Цыганка несколько секунд молчала, а когда заговорила, голос ее зазвучал совершенно иначе – умоляюще, с затаенной болью.

– Я тебе одному это говорю! Больше нигде не скажу – ни разу, не надейся! Не нравится мне, что мои братья делают, честно тебе скажу. Наркотиками торгуют, с милицией делятся. Плохо это! Вся округа нас ненавидит, а ведь раньше этого не было… И еще одно мне сердце рвет – ведь мой Караим хорошего человека убил! Милиционер его попросил – он и убил. В лесу выследил и по голове ударил. А чтобы не догадались, он его еще живого в другое место отнес и в штольню сбросил. А тот человек ничего плохого ему не сделал, даже и не видел его никогда. Неправильно это. Цыгане никогда так не делали. Наркотики всех до этого довели. Ведь цыгане торгуют, пока милиция им это позволяет, понимаешь?

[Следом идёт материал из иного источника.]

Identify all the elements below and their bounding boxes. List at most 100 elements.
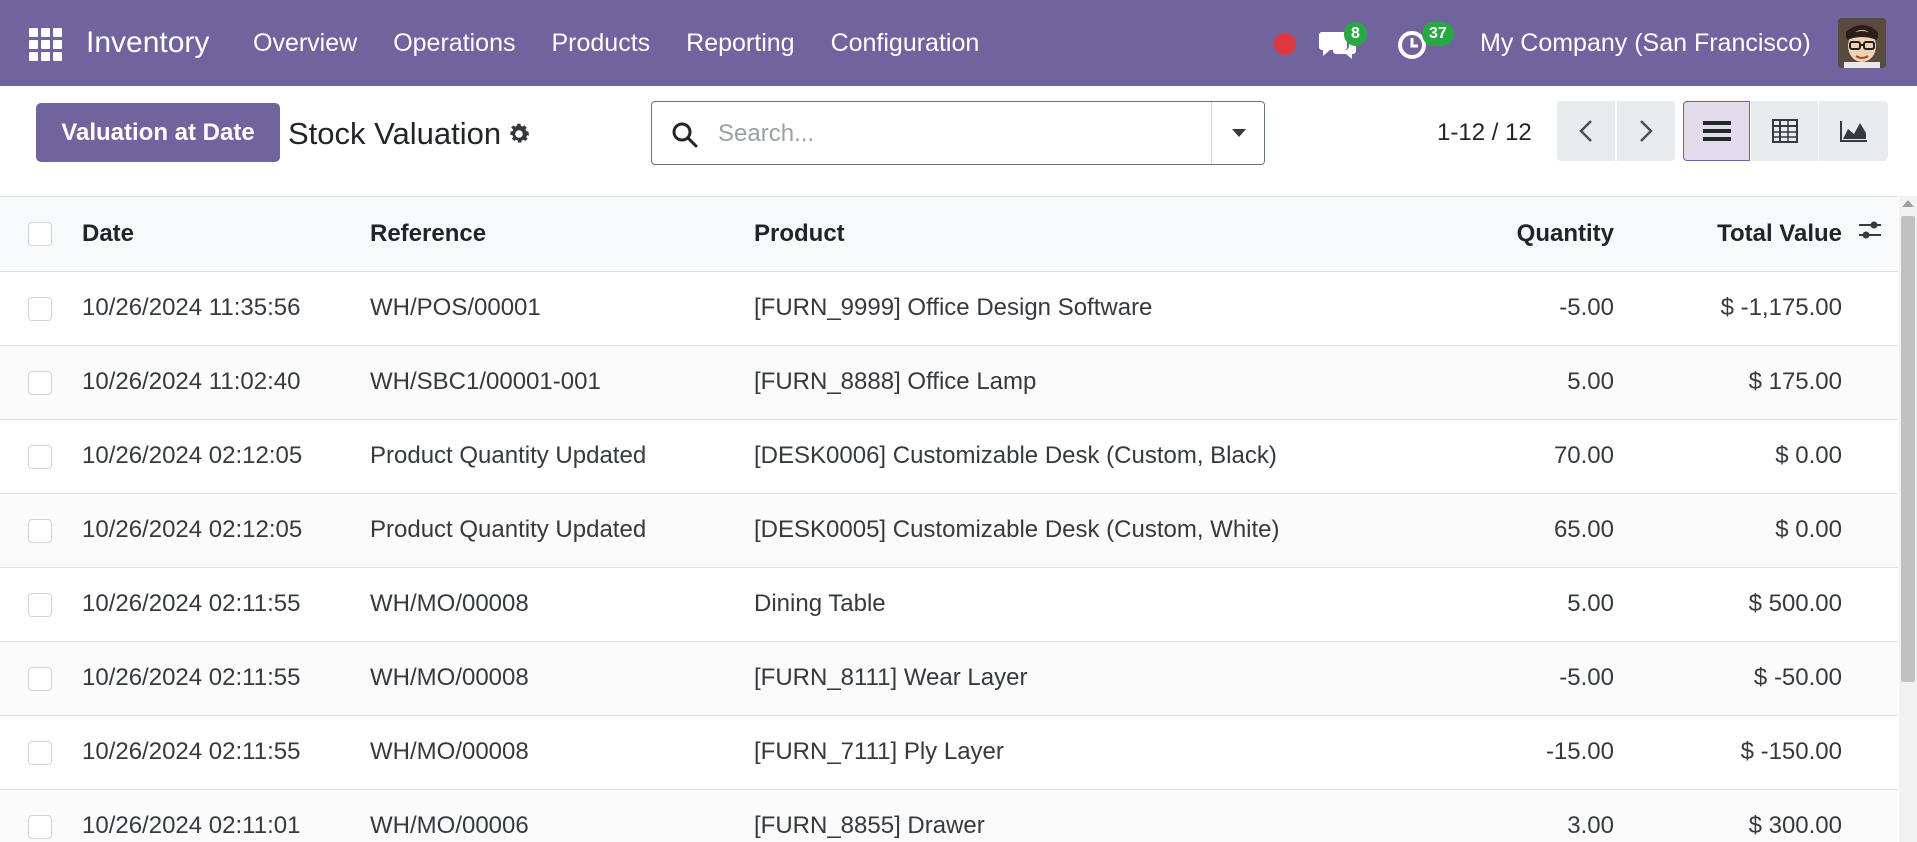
column-header-date[interactable]: Date: [80, 197, 370, 272]
user-avatar-icon[interactable]: [1838, 18, 1886, 68]
cell-product: [FURN_8111] Wear Layer: [754, 641, 1334, 716]
optional-columns-toggle[interactable]: [1842, 197, 1898, 272]
cell-quantity: -15.00: [1334, 715, 1622, 790]
cell-reference: WH/MO/00008: [370, 567, 754, 642]
list-view-button[interactable]: [1683, 101, 1750, 161]
cell-total-value: $ -150.00: [1622, 715, 1842, 790]
row-select-cell: [0, 419, 80, 494]
row-select-cell: [0, 641, 80, 716]
row-checkbox[interactable]: [28, 666, 52, 691]
app-title[interactable]: Inventory: [86, 25, 209, 61]
cell-total-value: $ 0.00: [1622, 419, 1842, 494]
row-checkbox[interactable]: [28, 518, 52, 543]
row-select-cell: [0, 345, 80, 420]
row-checkbox[interactable]: [28, 814, 52, 839]
menu-operations[interactable]: Operations: [393, 26, 515, 60]
cell-quantity: 5.00: [1334, 567, 1622, 642]
cell-date: 10/26/2024 02:11:55: [80, 641, 370, 716]
graph-view-button[interactable]: [1819, 101, 1888, 161]
sliders-icon: [1859, 221, 1881, 239]
cell-reference: WH/POS/00001: [370, 271, 754, 346]
select-all-checkbox[interactable]: [28, 222, 52, 247]
table-row[interactable]: 10/26/2024 02:11:01 WH/MO/00006 [FURN_88…: [0, 789, 1898, 842]
cell-date: 10/26/2024 11:02:40: [80, 345, 370, 420]
table-row[interactable]: 10/26/2024 02:11:55 WH/MO/00008 Dining T…: [0, 567, 1898, 642]
cell-product: [FURN_7111] Ply Layer: [754, 715, 1334, 790]
row-select-cell: [0, 493, 80, 568]
cell-total-value: $ 500.00: [1622, 567, 1842, 642]
pivot-table-icon: [1771, 119, 1798, 143]
column-header-total-value[interactable]: Total Value: [1622, 197, 1842, 272]
pivot-view-button[interactable]: [1751, 101, 1818, 161]
cell-quantity: 3.00: [1334, 789, 1622, 842]
scrollbar-thumb[interactable]: [1901, 216, 1915, 682]
cell-reference: WH/SBC1/00001-001: [370, 345, 754, 420]
cell-spacer: [1842, 567, 1898, 642]
caret-down-icon: [1231, 129, 1246, 137]
table-header-row: Date Reference Product Quantity Total Va…: [0, 197, 1898, 272]
table-row[interactable]: 10/26/2024 02:12:05 Product Quantity Upd…: [0, 419, 1898, 494]
menu-reporting[interactable]: Reporting: [686, 26, 794, 60]
row-select-cell: [0, 789, 80, 842]
table-row[interactable]: 10/26/2024 11:02:40 WH/SBC1/00001-001 [F…: [0, 345, 1898, 420]
menu-products[interactable]: Products: [551, 26, 650, 60]
cell-total-value: $ -1,175.00: [1622, 271, 1842, 346]
gear-icon[interactable]: [506, 121, 532, 147]
row-checkbox[interactable]: [28, 444, 52, 469]
cell-quantity: -5.00: [1334, 271, 1622, 346]
valuation-table: Date Reference Product Quantity Total Va…: [0, 197, 1898, 842]
search-input[interactable]: [718, 112, 1198, 156]
list-view-icon: [1702, 121, 1731, 141]
recording-indicator-icon[interactable]: [1274, 33, 1296, 55]
cell-spacer: [1842, 493, 1898, 568]
column-header-reference[interactable]: Reference: [370, 197, 754, 272]
cell-product: [DESK0005] Customizable Desk (Custom, Wh…: [754, 493, 1334, 568]
breadcrumb-title: Stock Valuation: [288, 116, 502, 151]
top-navbar: Inventory Overview Operations Products R…: [0, 0, 1917, 86]
table-row[interactable]: 10/26/2024 02:12:05 Product Quantity Upd…: [0, 493, 1898, 568]
row-select-cell: [0, 567, 80, 642]
area-chart-icon: [1839, 121, 1867, 142]
table-row[interactable]: 10/26/2024 11:35:56 WH/POS/00001 [FURN_9…: [0, 271, 1898, 346]
row-checkbox[interactable]: [28, 296, 52, 321]
cell-product: [FURN_8855] Drawer: [754, 789, 1334, 842]
table-row[interactable]: 10/26/2024 02:11:55 WH/MO/00008 [FURN_81…: [0, 641, 1898, 716]
column-header-quantity[interactable]: Quantity: [1334, 197, 1622, 272]
pager-value[interactable]: 1-12 / 12: [1437, 117, 1532, 149]
table-row[interactable]: 10/26/2024 02:11:55 WH/MO/00008 [FURN_71…: [0, 715, 1898, 790]
row-checkbox[interactable]: [28, 592, 52, 617]
apps-grid-icon[interactable]: [29, 28, 63, 61]
cell-reference: Product Quantity Updated: [370, 419, 754, 494]
stock-valuation-list: Date Reference Product Quantity Total Va…: [0, 196, 1898, 842]
row-checkbox[interactable]: [28, 740, 52, 765]
company-switcher[interactable]: My Company (San Francisco): [1480, 26, 1811, 60]
cell-reference: Product Quantity Updated: [370, 493, 754, 568]
cell-total-value: $ 175.00: [1622, 345, 1842, 420]
vertical-scrollbar[interactable]: [1899, 196, 1917, 842]
menu-configuration[interactable]: Configuration: [831, 26, 980, 60]
select-all-cell: [0, 197, 80, 272]
cell-spacer: [1842, 419, 1898, 494]
column-header-product[interactable]: Product: [754, 197, 1334, 272]
cell-quantity: 5.00: [1334, 345, 1622, 420]
pager-next-button[interactable]: [1617, 101, 1675, 161]
search-icon: [672, 122, 698, 148]
chat-count-badge: 8: [1344, 22, 1367, 46]
row-select-cell: [0, 271, 80, 346]
cell-quantity: 65.00: [1334, 493, 1622, 568]
cell-date: 10/26/2024 02:12:05: [80, 419, 370, 494]
scroll-up-arrow-icon[interactable]: [1902, 200, 1914, 207]
menu-overview[interactable]: Overview: [253, 26, 357, 60]
cell-total-value: $ 300.00: [1622, 789, 1842, 842]
cell-spacer: [1842, 271, 1898, 346]
cell-spacer: [1842, 789, 1898, 842]
search-options-toggle[interactable]: [1211, 102, 1265, 164]
pager-previous-button[interactable]: [1557, 101, 1615, 161]
cell-date: 10/26/2024 02:11:55: [80, 567, 370, 642]
valuation-at-date-button[interactable]: Valuation at Date: [36, 103, 280, 162]
cell-product: Dining Table: [754, 567, 1334, 642]
chevron-left-icon: [1579, 120, 1592, 142]
cell-total-value: $ -50.00: [1622, 641, 1842, 716]
row-checkbox[interactable]: [28, 370, 52, 395]
main-menu: Overview Operations Products Reporting C…: [253, 26, 1015, 60]
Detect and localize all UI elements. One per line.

Отсюда и зло все идет.

– Та-а-ак! – произнес Крячко врастяжку. – Если я правильно тебя понял, ты утверждаешь, что ученого Подгайского из Москвы убил твой друг Караим по просьбе некоего милиционера. Это так?

– Так, – строго сказала цыганка.

– Расскажи, где это случилось и как все было, – попросил Крячко. – Никогда не поверю, что Караим все это в одиночку проделал. Голову даю на отсечение – с ним еще кто-то был. Признайся, был?

Он страшно жалел, что встреча с цыганкой произошла так внезапно и не удалось приготовить заранее диктофон.

– Ты правильно решил, полковник, – усмехнулась цыганка. – Караим крепкий мужчина, а все равно один не управился бы. На Черных болотах это случилось. Вдвоем они были. Есть тут один нехристь – Смола прозвище. Ему человека убить – все равно что стакан водки выпить. Он не цыган, а так, сволочь безродная. Только он хитрый. Когда из области следователь приехал, Смола из поселка ушел – от греха подальше. Он как чувствовал, что горячо будет. А Караиму всю жизнь не везло. Он в ту штольню расческу свою обронил. С тех пор она ему покоя не давала, как заноза в пятке. Тогда он пошел и взорвал штольню, чтобы никто ничего уже не нашел, а друг твой, красавец, за ним погнался, и Караим шляпу свою обронил. Значит, суждено было ему за свой грех расплатиться… Только зря твой друг про это в милиции рассказал – они ведь Сережку специально послали, чтобы Караима убил.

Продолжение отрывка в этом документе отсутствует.